Q4 Earnings and FII Activity to Influence D-Street Mood

Markets experienced a significant rebound, increasing by over 4.5% during the holiday-shortened week, fueled by positive domestic and global signals. Both the Nifty and Sensex closed near their weekly highs, reaching 23,851.65 and 78,553.20, respectively. This rally was largely attributed to optimism surrounding the potential deferral of tariffs and exemptions on specific products, raising hopes for upcoming trade negotiations. Market sentiment was also boosted by positive updates regarding a normal monsoon, decreasing retail inflation which heightened expectations for rate cuts, and a generally stable global environment.
Bajaj Broking Research indicated a positive outlook, noting the formation of a sizable bull candle on the weekly chart, suggesting continued upward movement. The index is expected to maintain this positive bias, potentially reaching 24,200-24,300 levels in the coming weeks. They advise using any dips as buying opportunities, with key support at 23,200 levels. Volatility is expected to remain high due to tariff-related developments and the ongoing Q4 earnings season.

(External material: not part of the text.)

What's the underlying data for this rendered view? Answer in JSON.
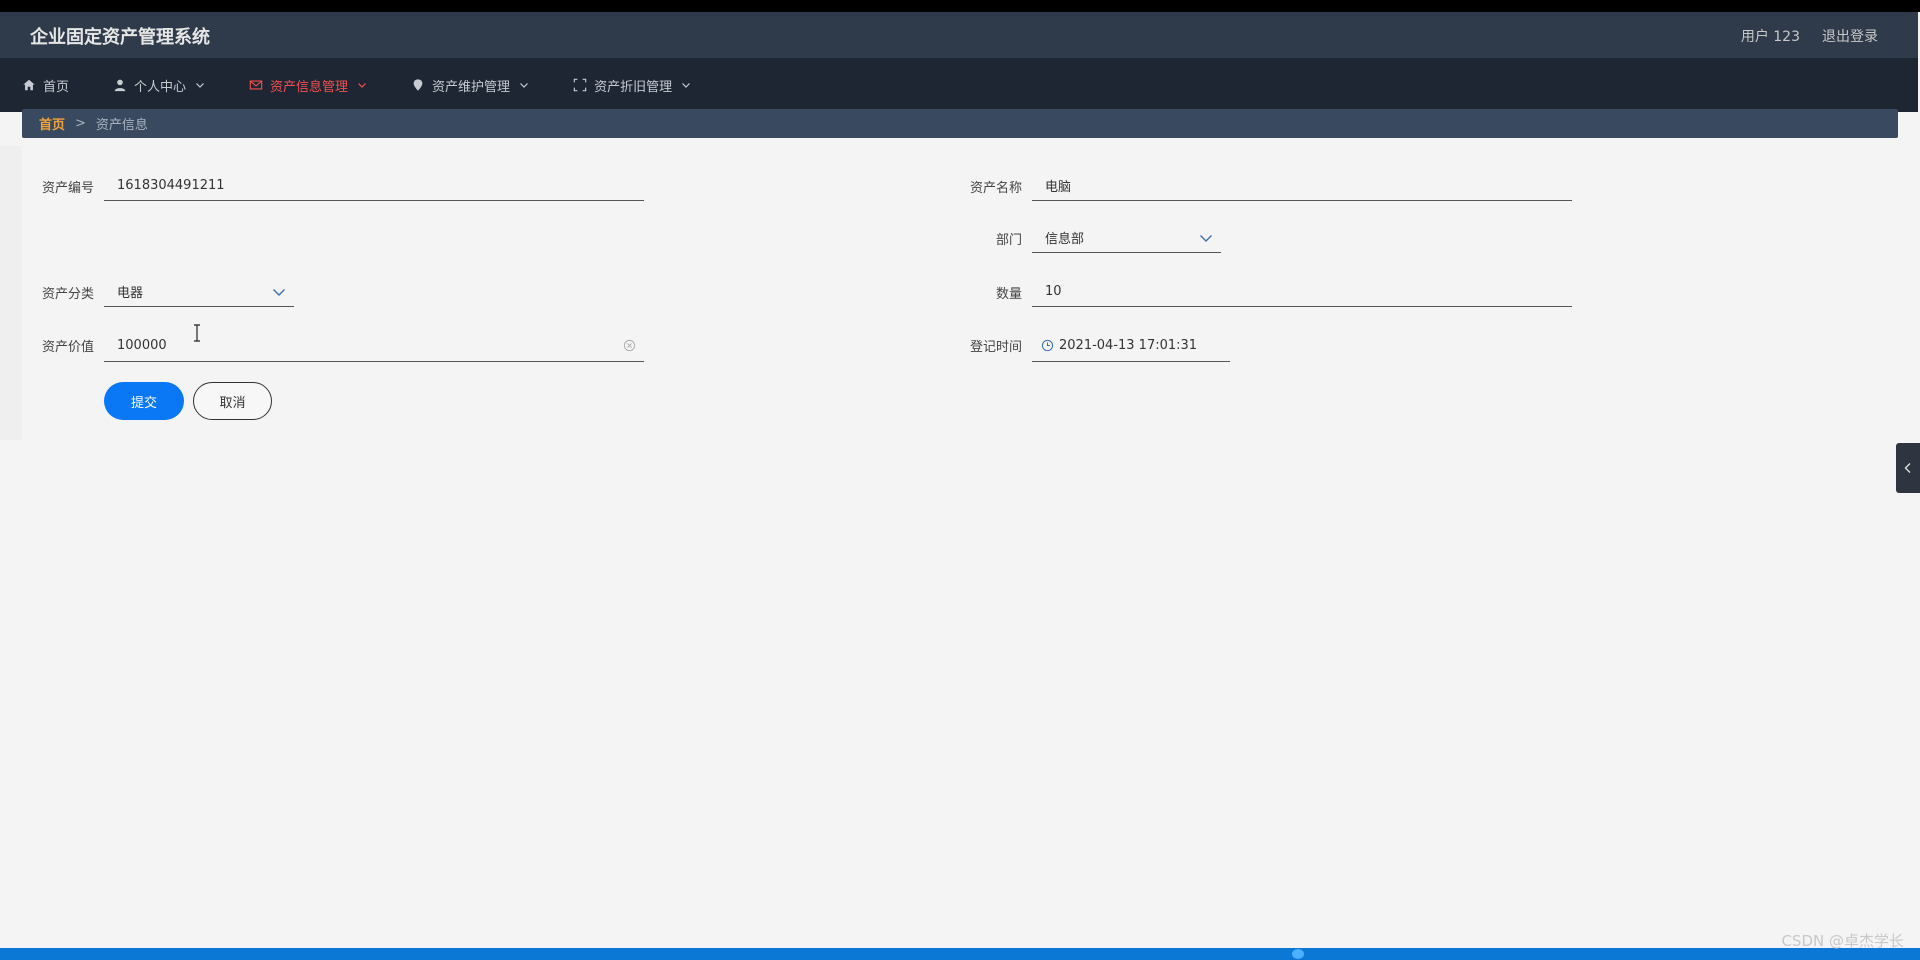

Several key events are expected to influence the markets in the coming week. Focus will be on the reaction to Q4 earnings from major companies such as Infosys, HDFC Bank, and ICICI Bank, along with quarterly results from HCL Technologies, Axis Bank, Hindustan Unilever, and Maruti. The upcoming expiry of April series contracts is also anticipated to increase market volatility. Globally, developments regarding tariffs and their potential impact on world markets will be closely monitored.

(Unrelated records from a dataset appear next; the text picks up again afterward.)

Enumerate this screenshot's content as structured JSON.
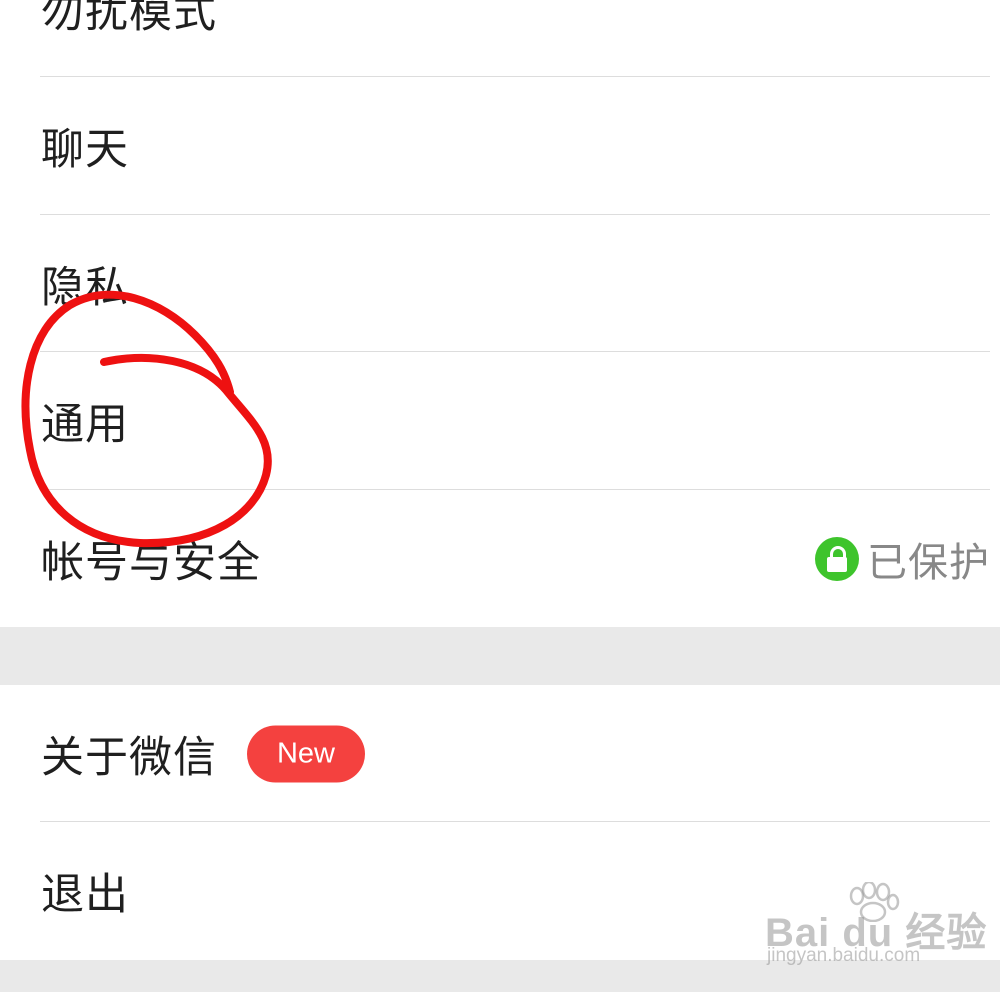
{
  "settings": {
    "group1": [
      {
        "label": "勿扰模式"
      },
      {
        "label": "聊天"
      },
      {
        "label": "隐私"
      },
      {
        "label": "通用"
      },
      {
        "label": "帐号与安全",
        "status": "已保护",
        "status_icon": "lock-icon",
        "status_color": "#3ec42c"
      }
    ],
    "group2": [
      {
        "label": "关于微信",
        "badge": "New",
        "badge_color": "#f4413f"
      },
      {
        "label": "退出"
      }
    ]
  },
  "annotation": {
    "color": "#ee1111",
    "shape": "hand-drawn circle around 通用"
  },
  "watermark": {
    "main": "Bai du 经验",
    "sub": "jingyan.baidu.com"
  }
}
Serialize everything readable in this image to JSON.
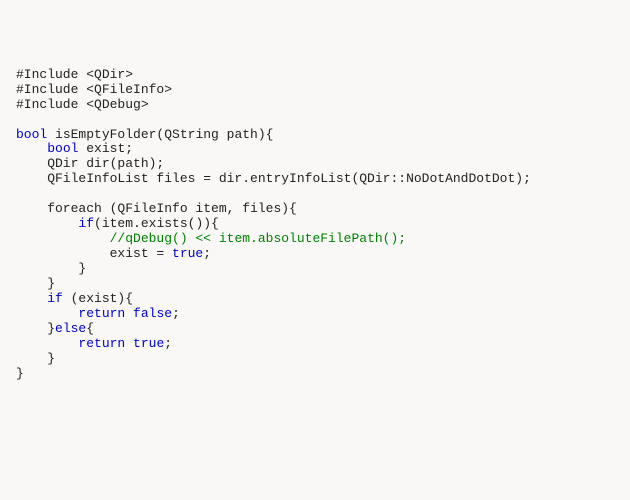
{
  "code": {
    "l1a": "#Include <QDir>",
    "l2a": "#Include <QFileInfo>",
    "l3a": "#Include <QDebug>",
    "l5a": "bool",
    "l5b": " isEmptyFolder(QString path){",
    "l6a": "    ",
    "l6b": "bool",
    "l6c": " exist;",
    "l7a": "    QDir dir(path);",
    "l8a": "    QFileInfoList files = dir.entryInfoList(QDir::NoDotAndDotDot);",
    "l10a": "    foreach (QFileInfo item, files){",
    "l11a": "        ",
    "l11b": "if",
    "l11c": "(item.exists()){",
    "l12a": "            ",
    "l12b": "//qDebug() << item.absoluteFilePath();",
    "l13a": "            exist = ",
    "l13b": "true",
    "l13c": ";",
    "l14a": "        }",
    "l15a": "    }",
    "l16a": "    ",
    "l16b": "if",
    "l16c": " (exist){",
    "l17a": "        ",
    "l17b": "return",
    "l17c": " ",
    "l17d": "false",
    "l17e": ";",
    "l18a": "    }",
    "l18b": "else",
    "l18c": "{",
    "l19a": "        ",
    "l19b": "return",
    "l19c": " ",
    "l19d": "true",
    "l19e": ";",
    "l20a": "    }",
    "l21a": "}"
  }
}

Technically, the Nifty has been trading within a 21,700–23,800 range over the past two months and has now reached the upper limit of this range. It has also reclaimed key moving averages, specifically the 100 and 200-day EMAs. Ajit Mishra from Religare Broking anticipates the positive momentum to continue, with a potential upside towards the 24,250–24,600 range. A dip is likely to find support in the 23,000–23,300 zone.
On Friday, foreign institutional investors (FIIs) showed net buying of Rs 4,667.94 crore in Indian equities, while domestic institutional investors (DIIs) were net sellers at Rs 2,006.15 crore.
The rupee gained strength, supported by consistent FII inflows and expectations of continued foreign investment. This sentiment was further enhanced by a rally in Indian equities, particularly in the financial sector. The decline in the dollar index below 99.80 also provided support, as easing trade tensions improved global risk appetite. The combination of strong capital market activity and a softer dollar has helped maintain the rupee's firmness.
Crude Oil WTI Futures closed 3.5% higher at $64.68, driven by concerns over supply disruptions, improving prospects for US-China trade talks, and falling product inventories. China has expressed a willingness to restart trade talks with the U.S., contingent upon certain preconditions. Expectations for easing U.S. sanctions on Iranian oil have diminished after Washington insisted that Iran fully cease its nuclear enrichment and weaponization efforts.